We caught a glimpse during the grand jury investigation of the type of arguments Menendez likely will make. Apparently two of Menendez’s aides refused to testify in the grand jury about certain actions they or Menendez took in the Medicare and port contract disputes, citing the speech or debate clause. The district court ruled that the privilege did not apply and that the aides must testify. On appeal, however, the Third Circuit sent the issue back to the trial court for further fact-finding concerning whether any of Menendez’s actions were related to his legislative activities. (This information was revealed when the Third Circuit’s order, which should have been under seal because it related to a grand jury investigation, was inadvertently made public for a period of time.) Apparently the government decided it could live without the evidence at the grand jury stage, and proceeded to indict the case without it rather than continue the fight.
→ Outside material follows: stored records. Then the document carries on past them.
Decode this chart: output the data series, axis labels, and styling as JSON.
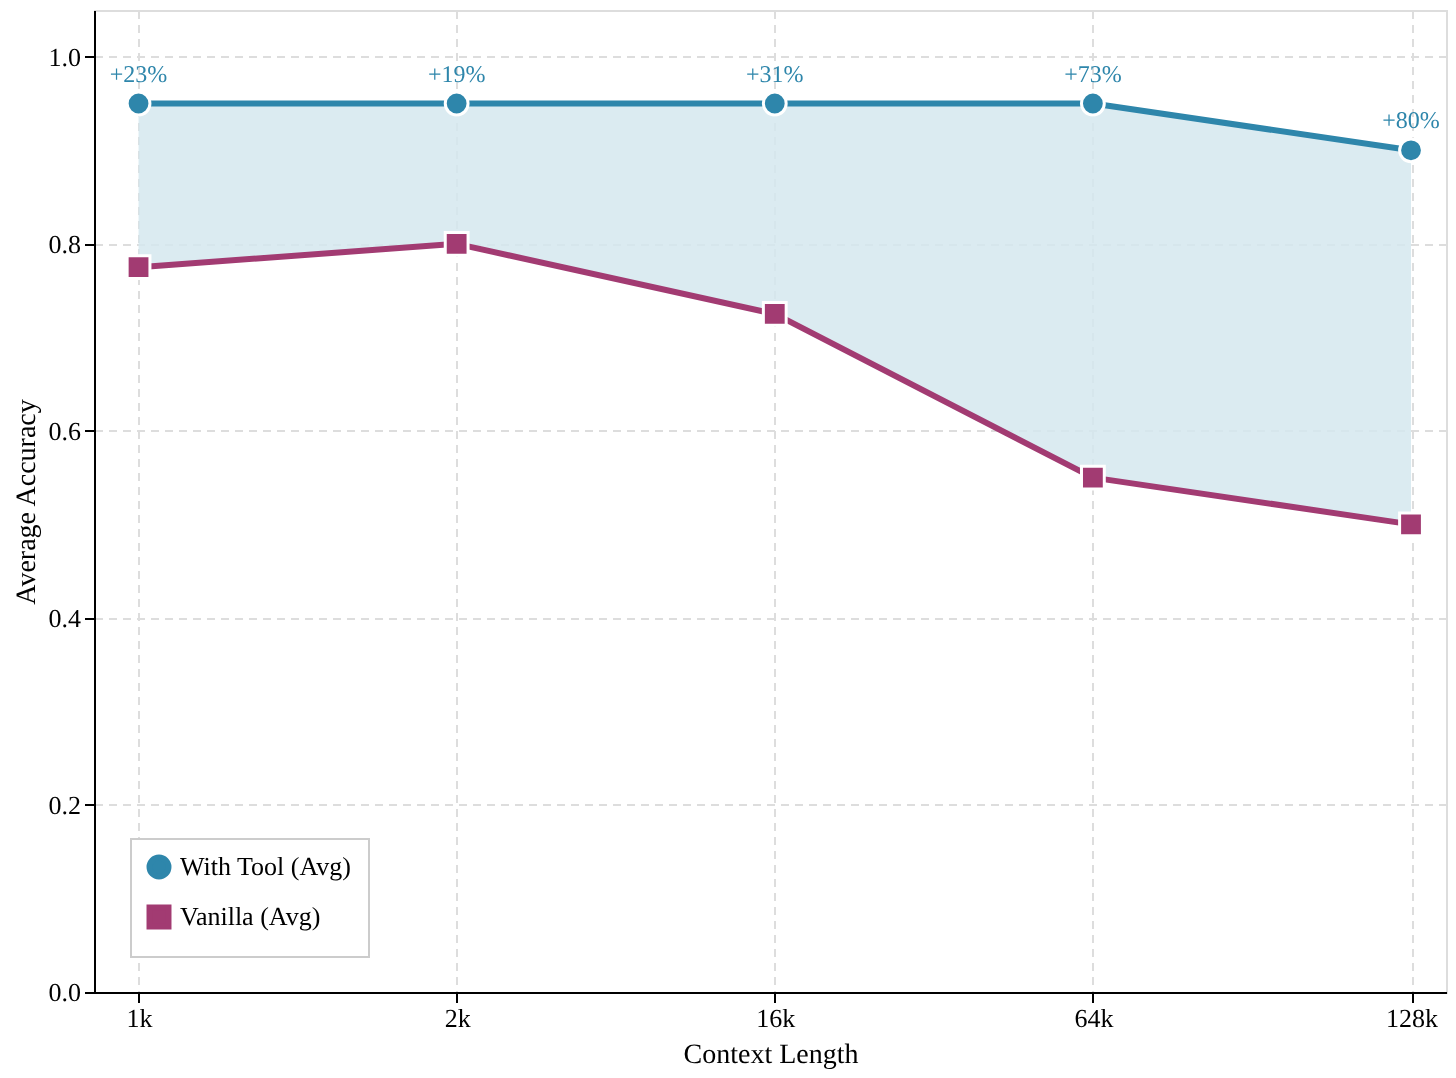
{
  "chart_data": {
    "type": "line",
    "xlabel": "Context Length",
    "ylabel": "Average Accuracy",
    "categories": [
      "1k",
      "2k",
      "16k",
      "64k",
      "128k"
    ],
    "series": [
      {
        "name": "With Tool (Avg)",
        "color": "#2e86ab",
        "marker": "circle",
        "values": [
          0.95,
          0.95,
          0.95,
          0.95,
          0.9
        ],
        "lower": [
          0.775,
          0.8,
          0.725,
          0.55,
          0.5
        ],
        "upper": [
          0.95,
          0.95,
          0.95,
          0.95,
          0.9
        ]
      },
      {
        "name": "Vanilla (Avg)",
        "color": "#a23b72",
        "marker": "square",
        "values": [
          0.775,
          0.8,
          0.725,
          0.55,
          0.5
        ]
      }
    ],
    "annotations": [
      {
        "text": "+23%",
        "x": "1k",
        "y": 0.95
      },
      {
        "text": "+19%",
        "x": "2k",
        "y": 0.95
      },
      {
        "text": "+31%",
        "x": "16k",
        "y": 0.95
      },
      {
        "text": "+73%",
        "x": "64k",
        "y": 0.95
      },
      {
        "text": "+80%",
        "x": "128k",
        "y": 0.9
      }
    ],
    "ylim": [
      0,
      1.05
    ],
    "yticks": [
      {
        "value": 0,
        "label": "0.0"
      },
      {
        "value": 0.2,
        "label": "0.2"
      },
      {
        "value": 0.4,
        "label": "0.4"
      },
      {
        "value": 0.6,
        "label": "0.6"
      },
      {
        "value": 0.8,
        "label": "0.8"
      },
      {
        "value": 1.0,
        "label": "1.0"
      }
    ],
    "grid": true,
    "legend": "bottom left",
    "line_style": "solid"
  }
}
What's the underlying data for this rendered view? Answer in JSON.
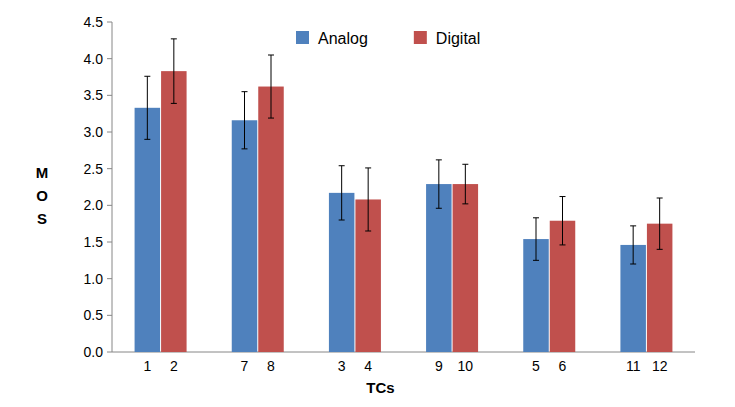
{
  "chart_data": {
    "type": "bar",
    "x_label": "TCs",
    "y_label": "MOS",
    "categories": [
      null,
      null,
      null,
      null,
      null,
      null
    ],
    "series": [
      {
        "name": "Analog",
        "color": "#4f81bd",
        "labels": [
          "1",
          "7",
          "3",
          "9",
          "5",
          "11"
        ],
        "values": [
          3.33,
          3.16,
          2.17,
          2.29,
          1.54,
          1.46
        ],
        "errors": [
          0.43,
          0.39,
          0.37,
          0.33,
          0.29,
          0.26
        ]
      },
      {
        "name": "Digital",
        "color": "#c0504d",
        "labels": [
          "2",
          "8",
          "4",
          "10",
          "6",
          "12"
        ],
        "values": [
          3.83,
          3.62,
          2.08,
          2.29,
          1.79,
          1.75
        ],
        "errors": [
          0.44,
          0.43,
          0.43,
          0.27,
          0.33,
          0.35
        ]
      }
    ],
    "ylim": [
      0,
      4.5
    ],
    "yticks": [
      {
        "value": 0,
        "label": "0.0"
      },
      {
        "value": 0.5,
        "label": "0.5"
      },
      {
        "value": 1,
        "label": "1.0"
      },
      {
        "value": 1.5,
        "label": "1.5"
      },
      {
        "value": 2,
        "label": "2.0"
      },
      {
        "value": 2.5,
        "label": "2.5"
      },
      {
        "value": 3,
        "label": "3.0"
      },
      {
        "value": 3.5,
        "label": "3.5"
      },
      {
        "value": 4,
        "label": "4.0"
      },
      {
        "value": 4.5,
        "label": "4.5"
      }
    ],
    "grid": false,
    "legend": "top"
  }
}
Establishing that his contacts with different executive branch officials on Melgen's behalf were “legislative acts” seems like an uphill battle for Menendez. On the Medicare issue, for example, the indictment is full of references to staff memos and e-mails referring to Melgen’s Medicare problem and the “Melgen case.” The correspondence is all about Melgen’s particular dispute, not about any broader policy issues or proposed legislation. The paper trail may not support any after-the-fact attempts to argue that Menendez’s efforts were really about legislation, not about helping out his benefactor.
Defense motions in the case are currently due on July 20, and we will know more about Menendez's arguments then. Unlike most issues in a criminal trial, the burden of proving that the speech or debate clause applies falls on Menendez, not on the government. But even if he doesn’t prevail, Menendez can tie things up for quite a while. Orders concerning the application of the speech or debate clause may be appealed immediately, before trial. It’s clear from the pleadings already filed that both sides, as well as the judge, are anticipating such pre-trial appeals.
If Menendez loses on speech or debate before the trial judge his appeals could easily delay the trial, currently set for October 13, for a year or more. If the government loses on speech or debate, it will have to decide whether the evidence that ends up being excluded is so critical to the case that it needs to appeal, or whether it can proceed without it, as it apparently did in the grand jury. The bottom line is that the speech or debate clause seems unlikely to derail the Menendez prosecution in the end. But fights over the clause may well delay the trial well into 2016 or beyond, while Menendez, whose current term runs through 2018, continues to represent the Garden State in the United States Senate.